Maybach EQS 680 SUV: Motor AMG, Badge Maybach
Maybach EQS 680 SUV menyandang gelar Mercedes non-AMG terkuat saat ini. Motor listrik gandanya identik dengan unit yang dipakai EQS 53 sedan, sehingga tenaganya membengkak jadi 649 tenaga kuda dan torsi 700 lb-ft.
Angka itu jauh melampaui 536 tenaga kuda milik EQS 580 SUV standar. Bobotnya 6.779 pon, tapi akselerasi 0-60 mph tetap tercatat 4,1 detik meski top speed dibatasi 130 mph.
Baterai 118 kWh mengantarkannya menempuh sekitar 280 mil dalam siklus EPA. Pengisian DC dari 10 ke 80 persen diklaim rampung dalam waktu sekitar setengah jam.
Menarik dicatat, EQS 53 AMG memulai dari 649 tenaga kuda yang sama, tapi bisa melejit hingga 751 tenaga kuda berkat paket Dynamic Plus opsional.

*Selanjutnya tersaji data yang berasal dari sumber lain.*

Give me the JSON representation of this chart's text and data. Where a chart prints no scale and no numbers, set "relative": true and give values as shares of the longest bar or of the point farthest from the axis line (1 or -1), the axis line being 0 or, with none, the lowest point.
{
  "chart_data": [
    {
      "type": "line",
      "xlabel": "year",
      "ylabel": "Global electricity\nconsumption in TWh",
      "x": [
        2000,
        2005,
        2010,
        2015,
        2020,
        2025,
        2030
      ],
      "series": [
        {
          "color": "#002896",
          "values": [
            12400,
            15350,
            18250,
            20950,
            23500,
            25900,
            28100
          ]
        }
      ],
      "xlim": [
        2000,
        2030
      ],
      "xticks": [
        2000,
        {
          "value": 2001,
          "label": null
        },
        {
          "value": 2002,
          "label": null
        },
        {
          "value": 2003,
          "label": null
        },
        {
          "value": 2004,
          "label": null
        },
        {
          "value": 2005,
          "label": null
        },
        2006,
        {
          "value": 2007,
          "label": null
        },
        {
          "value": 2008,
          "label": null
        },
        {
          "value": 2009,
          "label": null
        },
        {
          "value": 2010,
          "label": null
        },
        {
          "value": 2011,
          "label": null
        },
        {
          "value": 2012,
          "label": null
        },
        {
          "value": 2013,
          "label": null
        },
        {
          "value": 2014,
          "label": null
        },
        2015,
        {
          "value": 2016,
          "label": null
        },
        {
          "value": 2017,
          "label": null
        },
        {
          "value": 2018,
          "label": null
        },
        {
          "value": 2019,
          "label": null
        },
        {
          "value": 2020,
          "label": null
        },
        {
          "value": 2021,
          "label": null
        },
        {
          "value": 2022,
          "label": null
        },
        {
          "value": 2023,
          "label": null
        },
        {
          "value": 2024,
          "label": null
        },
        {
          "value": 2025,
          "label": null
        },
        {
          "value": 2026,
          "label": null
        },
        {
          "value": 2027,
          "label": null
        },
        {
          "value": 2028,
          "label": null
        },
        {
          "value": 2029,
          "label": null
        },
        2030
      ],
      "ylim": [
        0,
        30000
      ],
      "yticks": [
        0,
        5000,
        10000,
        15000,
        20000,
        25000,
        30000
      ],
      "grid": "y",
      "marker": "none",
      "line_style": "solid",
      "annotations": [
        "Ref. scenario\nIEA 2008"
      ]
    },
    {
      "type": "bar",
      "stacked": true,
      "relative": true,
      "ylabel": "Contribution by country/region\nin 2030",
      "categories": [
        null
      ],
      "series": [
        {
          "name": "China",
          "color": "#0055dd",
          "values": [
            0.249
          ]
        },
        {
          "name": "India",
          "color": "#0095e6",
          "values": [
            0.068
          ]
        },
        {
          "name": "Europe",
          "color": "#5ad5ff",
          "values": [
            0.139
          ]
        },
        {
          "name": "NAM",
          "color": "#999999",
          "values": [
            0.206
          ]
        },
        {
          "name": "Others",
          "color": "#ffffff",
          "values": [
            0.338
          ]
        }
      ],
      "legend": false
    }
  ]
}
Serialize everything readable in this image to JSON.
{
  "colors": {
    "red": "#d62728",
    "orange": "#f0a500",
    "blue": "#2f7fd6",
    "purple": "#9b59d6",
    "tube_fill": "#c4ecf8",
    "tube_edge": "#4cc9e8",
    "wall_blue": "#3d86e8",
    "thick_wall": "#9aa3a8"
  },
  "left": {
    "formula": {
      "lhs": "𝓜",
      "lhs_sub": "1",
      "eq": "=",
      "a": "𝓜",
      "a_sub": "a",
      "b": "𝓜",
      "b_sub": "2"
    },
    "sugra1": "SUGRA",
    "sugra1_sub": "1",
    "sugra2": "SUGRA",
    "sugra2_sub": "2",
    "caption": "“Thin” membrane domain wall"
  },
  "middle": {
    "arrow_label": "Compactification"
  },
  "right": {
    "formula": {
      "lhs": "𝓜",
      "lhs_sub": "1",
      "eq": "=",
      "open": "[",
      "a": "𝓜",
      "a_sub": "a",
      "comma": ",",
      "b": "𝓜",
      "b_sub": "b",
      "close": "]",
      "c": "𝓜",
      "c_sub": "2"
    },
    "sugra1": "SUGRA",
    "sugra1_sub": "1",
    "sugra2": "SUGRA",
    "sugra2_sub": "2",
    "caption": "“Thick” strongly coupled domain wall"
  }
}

Fitur tambahan itu tidak tersedia di versi Maybach.
Kelima model ini membuktikan Mercedes tetap bisa melahirkan mobil cepat tanpa harus menempelkan badge AMG. Sebagian menyembunyikan mesin rakitan AMG di balik bodi limusin, sebagian lain justru memakai motor listrik warisan divisi performa tersebut.